Irène, 33 ans, intermittente du spectacle à Bar-le-Duc, dissimule le bas de son visage dans une large écharpe noire, autant pour lutter contre le froid que pour éviter d’être prise en photo. « Depuis que je suis bébé, mes parents m’emmenaient dans des manifestations contre le projet à Bure. Maintenant, j’ai conscience du risque qu’il nous fait courir, notre département va mourir de cette poubelle nucléaire. »
Pour de nombreux participants, le gouvernement a fait une erreur en procédant à cette évacuation manu militari. « Ce que nous avions du mal à réaliser, les pouvoirs publics viennent de le faire, des dizaines de comités de soutien se construisent partout en France, merci ! », ironise encore Claude Kaiser. De fait, des rassemblements, réunissant des dizaines de personnes, ont eu lieu dans de nombreuses villes.

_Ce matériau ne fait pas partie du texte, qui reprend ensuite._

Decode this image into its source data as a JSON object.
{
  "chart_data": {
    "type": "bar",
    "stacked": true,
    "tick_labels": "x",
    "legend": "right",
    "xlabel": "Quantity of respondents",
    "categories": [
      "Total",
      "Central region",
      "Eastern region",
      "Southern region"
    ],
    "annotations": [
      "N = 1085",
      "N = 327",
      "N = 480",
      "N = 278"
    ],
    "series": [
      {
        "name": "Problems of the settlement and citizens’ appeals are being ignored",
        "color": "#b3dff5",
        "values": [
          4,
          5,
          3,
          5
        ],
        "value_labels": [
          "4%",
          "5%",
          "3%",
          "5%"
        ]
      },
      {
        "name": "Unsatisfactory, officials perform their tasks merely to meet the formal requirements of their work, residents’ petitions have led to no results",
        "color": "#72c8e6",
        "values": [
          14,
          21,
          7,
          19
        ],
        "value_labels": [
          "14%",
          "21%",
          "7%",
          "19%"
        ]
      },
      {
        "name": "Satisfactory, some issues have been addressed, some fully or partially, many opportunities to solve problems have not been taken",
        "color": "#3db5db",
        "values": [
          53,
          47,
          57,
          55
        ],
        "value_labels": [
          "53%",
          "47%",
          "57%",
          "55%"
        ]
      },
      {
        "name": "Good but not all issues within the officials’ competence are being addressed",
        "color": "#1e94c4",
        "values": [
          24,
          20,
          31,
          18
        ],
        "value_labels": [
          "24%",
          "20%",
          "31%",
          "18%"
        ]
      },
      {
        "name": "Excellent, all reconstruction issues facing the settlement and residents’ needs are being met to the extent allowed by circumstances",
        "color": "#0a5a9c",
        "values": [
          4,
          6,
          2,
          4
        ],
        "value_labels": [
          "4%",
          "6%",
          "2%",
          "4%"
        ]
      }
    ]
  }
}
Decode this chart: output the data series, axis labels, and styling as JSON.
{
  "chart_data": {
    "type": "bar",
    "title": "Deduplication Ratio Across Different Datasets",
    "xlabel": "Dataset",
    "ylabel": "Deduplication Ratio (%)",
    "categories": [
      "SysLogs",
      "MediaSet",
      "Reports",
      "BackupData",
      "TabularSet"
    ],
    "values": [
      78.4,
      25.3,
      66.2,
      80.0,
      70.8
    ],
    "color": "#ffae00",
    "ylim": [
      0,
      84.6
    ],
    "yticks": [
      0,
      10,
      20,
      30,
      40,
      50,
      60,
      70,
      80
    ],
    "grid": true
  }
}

« Le gouvernement parle de concertation, il voulait trier les bons et les mauvais opposants, c’est raté, on reste tous solidaires, proclame Corinne François du collectif Bure Stop. On aurait pu attendre un peu plus de finesse, d’élégance de sa part. Il abuse du terme de zadiste, comme certains médias, pour évoquer la violence, faire peur. Ici, cela n’est pas le cas. »
Vendredi, à 9 heures, Sébastien Lecornu doit recevoir les associations qui le souhaitent à la préfecture. Mais, jeudi soir, aucune ne comptait s’y rendre. « Le gouvernement veillera à élargir l’espace de concertation avec l’opposition qui a fait le choix de s’exprimer de manière démocratique », a fait savoir M. Lecornu, tout en dénonçant « les occupants illégaux du bois Lejuc [qui] appartiennent à la mouvance d’extrême gauche anarchiste ».
Quand Hulot manifestait contre le projet de Bure
Quant à Nicolas Hulot, il a dû répondre à la députée (La France insoumise) du Val-de-Marne Mathilde Panot, qui lui montrait, jeudi à l’Assemblée nationale, une photo de lui manifestant contre le projet de Bure. « Je n’ai pas l’impression d’être en porte-à-faux avec ma conscience. J’aurais préféré ne jamais avoir à traiter ce sujet-là, que l’on n’arrive pas à cette situation avec ces déchets dont personne ne veut », a rétorqué le ministre, affirmant qu’il fallait choisir la « moins mauvaise solution ».
Dans les prochains jours, les différentes composantes du mouvement vont décider des suites à donner à l’expulsion du bois Lejuc. Il y aura une riposte juridique, disent-ils, et dès qu’on le pourra, l’objectif sera de reprendre le bois.
Le week-end de mobilisation à Bure, les 3 et 4 mars, prévu depuis longtemps – l’une des raisons qui ont poussé le gouvernement à intervenir afin que de nouvelles constructions ne soient pas édifiées à cette occasion – aura bien lieu.
Le dispositif policier, lui, sera maintenu plusieurs semaines pour empêcher toute réinstallation. Quant au rendez-vous du 16 juin, il devrait permettre la venue de milliers de personnes, espèrent les opposants, plus remontés que jamais.